Not surprisingly, he bristled at the idea of any limits on his freedom and said he would refuse to get a COVID-19 vaccine, even if there were one. Critics howled. Then he spoke of the detoxification capabilities of our bodies and asserted, “Water can be changed by simply meditating or thinking…[through] energetical transformation, the power of prayer, the power of gratitude. [Some people] manage to turn the…most polluted water into the most healing water…Scientists have proven that…molecules in the water react to our emotions [and] to what has been said.”
It didn’t help matters when Djokovic’s mother Dijana said that Federer was annoying and arrogant. Novak’s father noted that Rafa and Novak were breathing down Federer’s neck. He had the audacity to say that Roger “simply cannot accept the fact that they will be better than him. Come on, man, raise children, do something else, go ski, do something.” Nole’s mom claimed Nole “was saved by God. Novak also believes in God. He feels chosen.”
As the USTA revealed its guidelines for play at the US Open, Novak was incensed. While eager to play in the Balkans, he said, “The rules the US Open…are extreme. We would not have access to Manhattan, we would have to sleep in hotels at the airport, be tested twice or three times per week. Also, we could bring [only] one person to the club, which is really impossible.”
The WTA’s No. 51 player Danielle Collins bristled: “It’s easy when someone’s made $150 million to tell people what to do with their money, and then turn down playing the Open. For those of us (most tennis players) who don’t travel with an entourage, we actually need to start working. It would be nice to have the best player in the world supporting this opportunity and not spoiling it for the players and fans!” Novak later changed his mind and said he would play the Open.
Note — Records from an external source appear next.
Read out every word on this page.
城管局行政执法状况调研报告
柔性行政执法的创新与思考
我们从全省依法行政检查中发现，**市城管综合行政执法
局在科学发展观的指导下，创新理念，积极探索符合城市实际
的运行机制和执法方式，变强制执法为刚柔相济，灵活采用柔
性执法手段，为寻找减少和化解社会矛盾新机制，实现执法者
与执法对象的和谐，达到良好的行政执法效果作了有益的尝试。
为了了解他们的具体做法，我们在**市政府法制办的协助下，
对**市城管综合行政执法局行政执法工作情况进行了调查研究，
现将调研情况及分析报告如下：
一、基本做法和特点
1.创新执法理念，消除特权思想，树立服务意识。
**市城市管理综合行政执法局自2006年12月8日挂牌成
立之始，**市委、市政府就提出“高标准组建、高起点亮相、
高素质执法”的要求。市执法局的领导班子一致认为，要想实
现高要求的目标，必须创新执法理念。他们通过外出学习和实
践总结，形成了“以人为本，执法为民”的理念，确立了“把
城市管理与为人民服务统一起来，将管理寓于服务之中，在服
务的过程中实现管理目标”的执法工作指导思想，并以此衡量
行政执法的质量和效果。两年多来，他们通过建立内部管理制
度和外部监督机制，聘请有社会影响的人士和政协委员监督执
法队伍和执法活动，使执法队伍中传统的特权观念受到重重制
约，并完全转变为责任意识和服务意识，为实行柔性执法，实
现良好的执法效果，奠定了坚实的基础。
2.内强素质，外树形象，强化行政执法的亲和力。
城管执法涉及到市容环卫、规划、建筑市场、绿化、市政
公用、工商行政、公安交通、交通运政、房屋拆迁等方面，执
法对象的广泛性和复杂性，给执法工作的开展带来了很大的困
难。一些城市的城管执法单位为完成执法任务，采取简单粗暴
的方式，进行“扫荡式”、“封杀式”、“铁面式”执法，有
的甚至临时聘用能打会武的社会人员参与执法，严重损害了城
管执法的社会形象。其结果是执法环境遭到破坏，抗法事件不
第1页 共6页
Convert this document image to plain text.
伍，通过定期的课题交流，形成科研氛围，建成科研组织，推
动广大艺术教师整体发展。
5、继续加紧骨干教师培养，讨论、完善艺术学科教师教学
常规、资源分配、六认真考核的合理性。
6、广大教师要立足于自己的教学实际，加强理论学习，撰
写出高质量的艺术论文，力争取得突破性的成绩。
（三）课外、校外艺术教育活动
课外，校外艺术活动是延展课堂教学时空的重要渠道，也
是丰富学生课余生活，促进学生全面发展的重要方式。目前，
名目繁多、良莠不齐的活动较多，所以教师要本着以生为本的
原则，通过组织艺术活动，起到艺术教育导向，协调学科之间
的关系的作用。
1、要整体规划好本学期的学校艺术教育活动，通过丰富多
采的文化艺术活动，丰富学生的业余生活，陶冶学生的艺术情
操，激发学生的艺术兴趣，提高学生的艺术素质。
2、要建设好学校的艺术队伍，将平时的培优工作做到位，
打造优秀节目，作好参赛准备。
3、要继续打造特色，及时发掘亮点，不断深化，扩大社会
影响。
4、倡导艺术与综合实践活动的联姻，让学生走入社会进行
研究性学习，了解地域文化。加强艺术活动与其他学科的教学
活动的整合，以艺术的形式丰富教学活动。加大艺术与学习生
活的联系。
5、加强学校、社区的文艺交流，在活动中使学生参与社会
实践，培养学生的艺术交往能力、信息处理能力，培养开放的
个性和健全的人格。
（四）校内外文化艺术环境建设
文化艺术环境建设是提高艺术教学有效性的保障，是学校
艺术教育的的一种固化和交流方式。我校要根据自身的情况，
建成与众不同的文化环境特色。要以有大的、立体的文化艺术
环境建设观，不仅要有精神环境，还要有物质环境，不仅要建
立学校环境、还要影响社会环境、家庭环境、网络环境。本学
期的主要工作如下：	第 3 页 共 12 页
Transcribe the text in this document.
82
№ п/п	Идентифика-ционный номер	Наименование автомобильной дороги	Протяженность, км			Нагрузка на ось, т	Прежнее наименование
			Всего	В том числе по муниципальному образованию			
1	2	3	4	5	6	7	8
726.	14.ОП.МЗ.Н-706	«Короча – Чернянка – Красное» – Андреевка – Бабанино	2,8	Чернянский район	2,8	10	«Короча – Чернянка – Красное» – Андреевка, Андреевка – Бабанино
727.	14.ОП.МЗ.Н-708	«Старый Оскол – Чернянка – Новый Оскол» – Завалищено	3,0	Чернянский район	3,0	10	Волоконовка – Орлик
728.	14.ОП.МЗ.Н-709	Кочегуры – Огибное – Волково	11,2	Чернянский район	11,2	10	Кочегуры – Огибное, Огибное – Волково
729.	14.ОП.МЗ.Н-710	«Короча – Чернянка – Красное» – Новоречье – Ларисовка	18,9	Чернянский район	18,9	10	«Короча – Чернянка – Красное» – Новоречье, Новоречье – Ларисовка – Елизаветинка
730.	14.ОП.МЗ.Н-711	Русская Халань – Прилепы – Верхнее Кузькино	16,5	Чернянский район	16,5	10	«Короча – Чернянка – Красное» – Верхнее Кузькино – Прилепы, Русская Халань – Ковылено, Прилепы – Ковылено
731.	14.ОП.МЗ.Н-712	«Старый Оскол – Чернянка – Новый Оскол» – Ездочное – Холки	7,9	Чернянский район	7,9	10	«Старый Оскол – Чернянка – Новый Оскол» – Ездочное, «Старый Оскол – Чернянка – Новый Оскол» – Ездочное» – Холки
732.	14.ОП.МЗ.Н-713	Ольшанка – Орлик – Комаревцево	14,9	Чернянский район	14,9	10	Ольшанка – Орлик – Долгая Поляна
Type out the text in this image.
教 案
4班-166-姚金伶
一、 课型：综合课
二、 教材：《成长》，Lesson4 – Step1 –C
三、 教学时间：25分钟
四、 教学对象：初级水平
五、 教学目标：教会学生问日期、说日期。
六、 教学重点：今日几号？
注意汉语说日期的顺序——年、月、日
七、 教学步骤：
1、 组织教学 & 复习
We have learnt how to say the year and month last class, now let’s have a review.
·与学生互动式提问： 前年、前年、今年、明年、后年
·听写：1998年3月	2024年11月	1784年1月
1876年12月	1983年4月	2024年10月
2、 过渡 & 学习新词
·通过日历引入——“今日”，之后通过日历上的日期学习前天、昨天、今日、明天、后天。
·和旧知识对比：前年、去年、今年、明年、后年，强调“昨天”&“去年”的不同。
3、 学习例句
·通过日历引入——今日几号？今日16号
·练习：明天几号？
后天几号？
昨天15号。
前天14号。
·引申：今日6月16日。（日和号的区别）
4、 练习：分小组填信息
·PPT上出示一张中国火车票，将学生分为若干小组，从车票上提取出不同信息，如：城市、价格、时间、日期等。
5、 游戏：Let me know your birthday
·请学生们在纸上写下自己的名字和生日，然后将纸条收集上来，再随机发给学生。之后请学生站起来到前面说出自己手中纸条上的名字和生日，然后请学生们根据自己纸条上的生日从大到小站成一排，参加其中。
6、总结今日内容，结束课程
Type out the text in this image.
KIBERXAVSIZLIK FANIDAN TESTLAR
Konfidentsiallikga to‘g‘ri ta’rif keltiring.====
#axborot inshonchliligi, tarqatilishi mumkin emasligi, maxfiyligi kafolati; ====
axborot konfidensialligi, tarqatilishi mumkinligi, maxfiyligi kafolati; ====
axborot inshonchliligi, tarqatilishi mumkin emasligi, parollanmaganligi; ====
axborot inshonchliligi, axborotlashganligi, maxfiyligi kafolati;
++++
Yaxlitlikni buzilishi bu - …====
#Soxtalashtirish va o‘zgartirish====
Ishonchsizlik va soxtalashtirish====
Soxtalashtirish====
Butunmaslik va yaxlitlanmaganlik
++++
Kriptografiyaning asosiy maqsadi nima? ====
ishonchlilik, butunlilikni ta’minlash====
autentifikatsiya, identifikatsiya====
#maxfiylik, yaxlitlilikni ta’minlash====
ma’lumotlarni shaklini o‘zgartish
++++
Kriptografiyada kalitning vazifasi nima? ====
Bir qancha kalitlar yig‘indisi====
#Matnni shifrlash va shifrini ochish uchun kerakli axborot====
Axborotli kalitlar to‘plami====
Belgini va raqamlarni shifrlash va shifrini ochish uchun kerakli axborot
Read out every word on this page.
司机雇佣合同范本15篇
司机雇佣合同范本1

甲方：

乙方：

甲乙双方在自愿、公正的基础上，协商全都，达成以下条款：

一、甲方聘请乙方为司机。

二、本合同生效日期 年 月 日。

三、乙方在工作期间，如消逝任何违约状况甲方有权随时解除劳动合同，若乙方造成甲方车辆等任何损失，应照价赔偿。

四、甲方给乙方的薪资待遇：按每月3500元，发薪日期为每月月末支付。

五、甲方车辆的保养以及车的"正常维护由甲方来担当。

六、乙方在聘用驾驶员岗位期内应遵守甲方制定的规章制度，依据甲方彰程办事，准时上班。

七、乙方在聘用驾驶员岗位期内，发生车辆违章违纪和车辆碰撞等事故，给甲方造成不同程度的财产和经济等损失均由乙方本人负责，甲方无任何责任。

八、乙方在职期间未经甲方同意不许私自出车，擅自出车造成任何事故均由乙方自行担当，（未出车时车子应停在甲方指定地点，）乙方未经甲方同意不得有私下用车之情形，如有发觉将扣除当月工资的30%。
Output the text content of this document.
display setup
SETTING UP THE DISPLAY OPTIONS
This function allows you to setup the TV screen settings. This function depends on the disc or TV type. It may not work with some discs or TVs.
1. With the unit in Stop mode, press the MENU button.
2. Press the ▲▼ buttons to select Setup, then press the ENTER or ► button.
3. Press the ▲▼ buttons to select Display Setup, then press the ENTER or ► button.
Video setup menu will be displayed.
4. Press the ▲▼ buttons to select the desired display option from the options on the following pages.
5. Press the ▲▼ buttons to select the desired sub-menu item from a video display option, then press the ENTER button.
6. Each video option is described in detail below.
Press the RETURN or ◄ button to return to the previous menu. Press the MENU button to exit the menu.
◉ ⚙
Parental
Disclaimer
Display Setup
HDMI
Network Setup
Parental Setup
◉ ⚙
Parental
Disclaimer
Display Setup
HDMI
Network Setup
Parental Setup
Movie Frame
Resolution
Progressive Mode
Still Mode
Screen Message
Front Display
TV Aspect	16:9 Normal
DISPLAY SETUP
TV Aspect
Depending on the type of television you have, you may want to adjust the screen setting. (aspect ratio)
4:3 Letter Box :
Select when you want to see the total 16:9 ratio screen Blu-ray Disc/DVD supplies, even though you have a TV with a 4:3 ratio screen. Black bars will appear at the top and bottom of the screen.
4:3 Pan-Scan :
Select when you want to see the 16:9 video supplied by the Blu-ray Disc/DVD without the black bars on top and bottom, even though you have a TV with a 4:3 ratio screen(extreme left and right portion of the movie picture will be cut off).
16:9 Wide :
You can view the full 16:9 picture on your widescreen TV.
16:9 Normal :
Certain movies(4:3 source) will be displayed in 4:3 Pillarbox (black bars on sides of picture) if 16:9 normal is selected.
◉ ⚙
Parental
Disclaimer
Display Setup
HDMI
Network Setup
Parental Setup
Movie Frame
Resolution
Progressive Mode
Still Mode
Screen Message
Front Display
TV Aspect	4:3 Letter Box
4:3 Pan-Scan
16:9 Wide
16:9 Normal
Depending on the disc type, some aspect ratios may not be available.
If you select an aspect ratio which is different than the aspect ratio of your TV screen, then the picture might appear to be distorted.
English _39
Jon Wertheim noted Nole’s hubris and suggested, “There is a glaring irony to Djokovic. When he plays, he’s so balanced, so steady and impeccably positioned. When he doesn’t play, he sure spends a lot of time in awkward and difficult spots.”
The mere fact of being No. 1, a president or a CEO means you’re a leader. But with Novak, as soon as we relish his brilliant breakthroughs we’re dumbstruck by his mind-boggling lapses. And his dad shamelessly blamed Dimitrov for the COVID-19 breakout at the event Novak spearhead. Djokovic did offer an apology. Still, we are left to ask, will the brazen, deliberate ignorance of the ATP No. 1 not only endanger the health of many, but jeopardize the near future of a sport that was just opening up?